Far from exposing, many in the news media have, in
fact, been operating as defence lawyers for the criminals in the govt and
politics. With most media celebs
swarming around NCR like insects attracted to the honeypot, they fail to
acknowledge most crimes have happened right under their own noses. Much of
the news media is also now a “political party” that is part of the crime. The
anti-corruption activists have replaced not politicians or Oppositions but the
news media which is too busy with Bollywood, Saas-Bahu stories, silly
Cricketainment and Tamasha in general. At a time like this investigative
journalism should have peaked but in India it’s practically dead. That is why I consider a corrupt media the
first and biggest threat to our democracy more than politicians.
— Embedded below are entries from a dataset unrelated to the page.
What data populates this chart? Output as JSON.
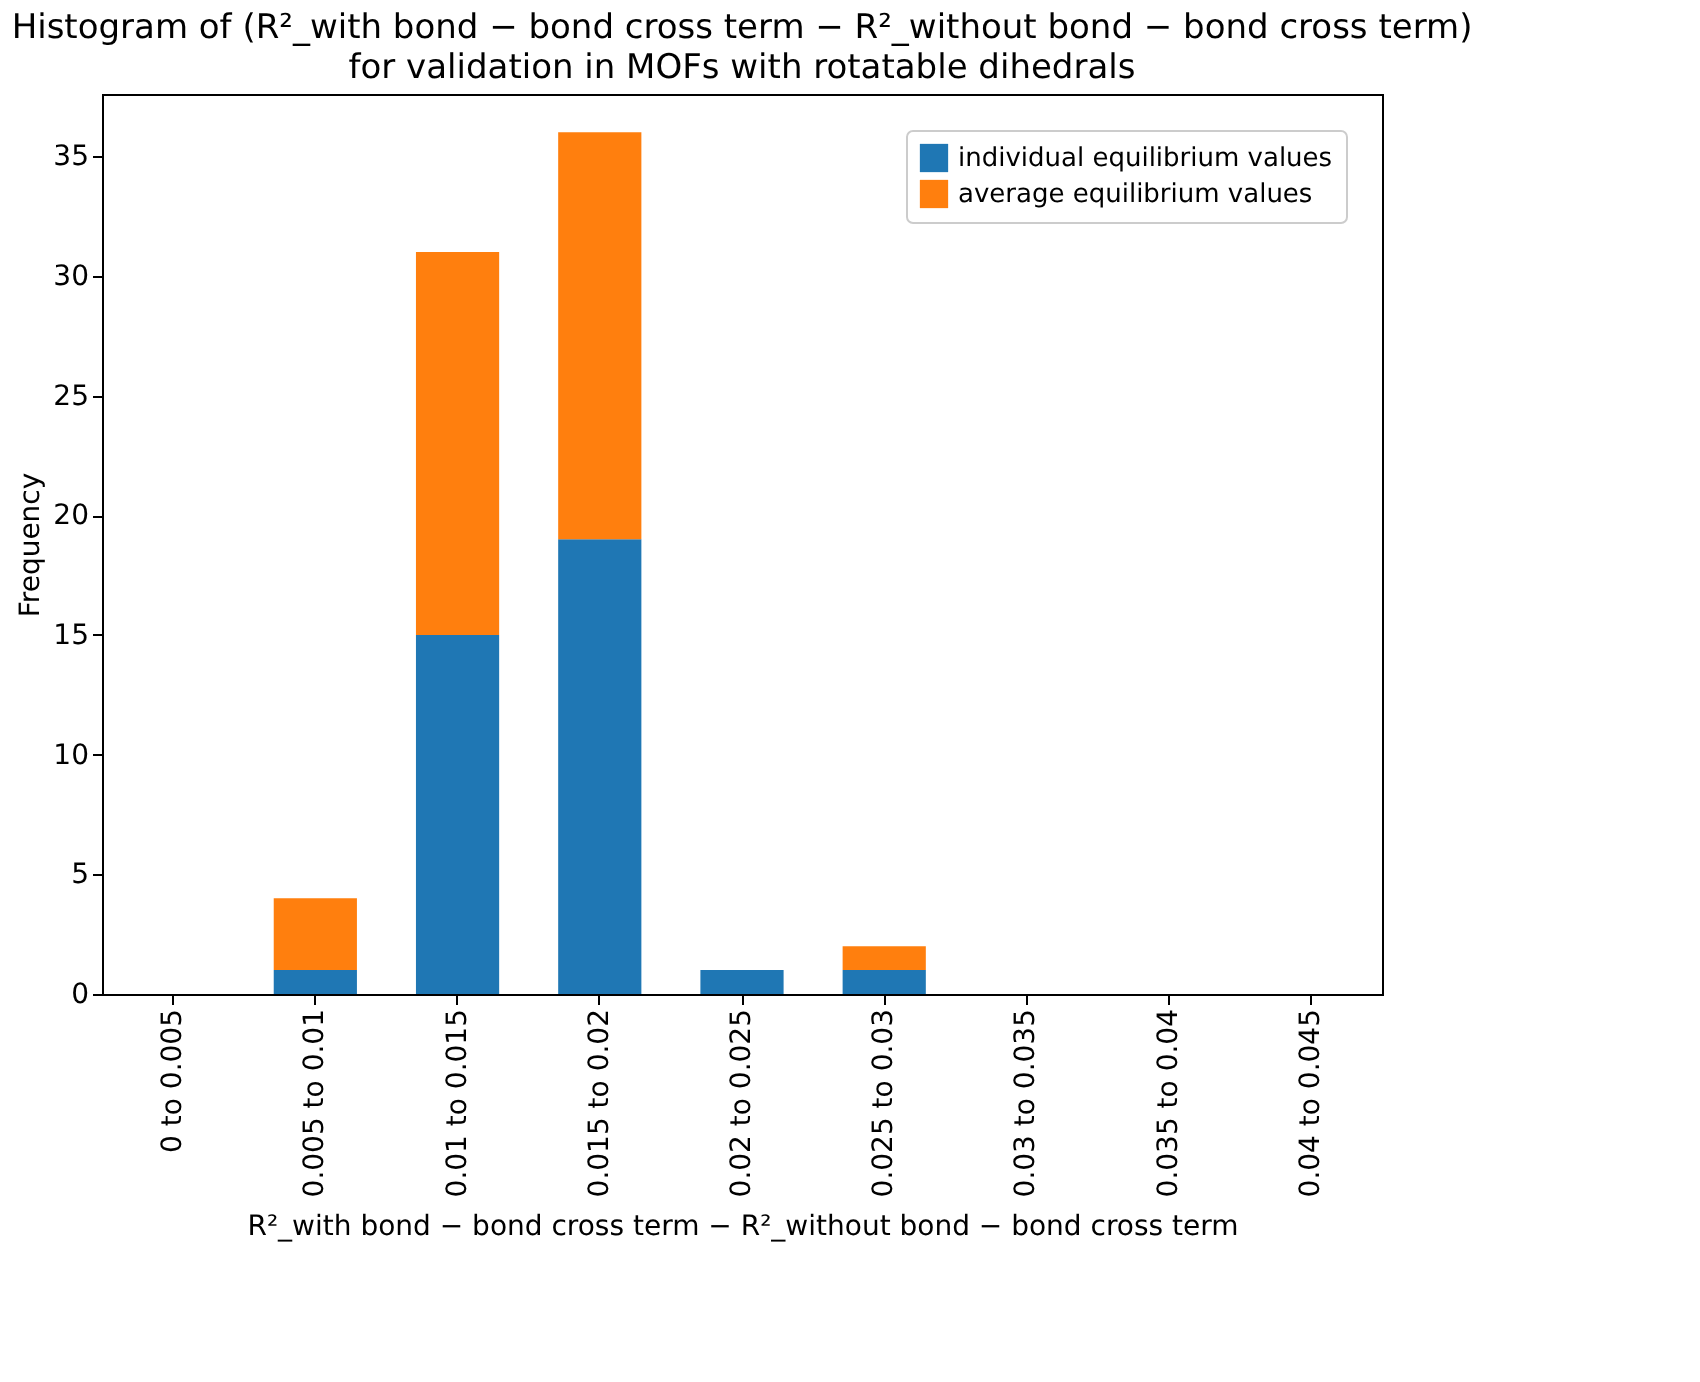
{
  "chart_data": {
    "type": "bar",
    "stacked": true,
    "title": "Histogram of (R²_with bond − bond cross term − R²_without bond − bond cross term)",
    "subtitle": "for validation in MOFs with rotatable dihedrals",
    "xlabel": "R²_with bond − bond cross term − R²_without bond − bond cross term",
    "ylabel": "Frequency",
    "categories": [
      "0 to 0.005",
      "0.005 to 0.01",
      "0.01 to 0.015",
      "0.015 to 0.02",
      "0.02 to 0.025",
      "0.025 to 0.03",
      "0.03 to 0.035",
      "0.035 to 0.04",
      "0.04 to 0.045"
    ],
    "series": [
      {
        "name": "individual equilibrium values",
        "color": "#1f77b4",
        "values": [
          0,
          1,
          15,
          19,
          1,
          1,
          0,
          0,
          0
        ]
      },
      {
        "name": "average equilibrium values",
        "color": "#ff7f0e",
        "values": [
          0,
          3,
          16,
          17,
          0,
          1,
          0,
          0,
          0
        ]
      }
    ],
    "ylim": [
      0,
      37.6
    ],
    "yticks": [
      0,
      5,
      10,
      15,
      20,
      25,
      30,
      35
    ],
    "legend": "top right",
    "grid": false
  }
}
Many posts on MediaCrooks have been based on readers’
comments. Many have come through emails that I receive. Where possible they
have been acknowledged. There are many individuals who have recommended the
blog through Twitter, Facebook, SocialMedia forum and even in private circles.
Many SM sites have reproduced posts from here. There are professional online
news sites that have used content from here. Even IAC has prominently featured
some posts on their site. I would love to thank every individual and entity
that helped to spread the blog and its message. Naming each of them would make
a very long list and run into many posts long.
I would just
like to thank all of you for reading and for supporting this site. It is
more than I ever expected. I also hope many more such sites come up and many
more write about issues that concern all of us in general.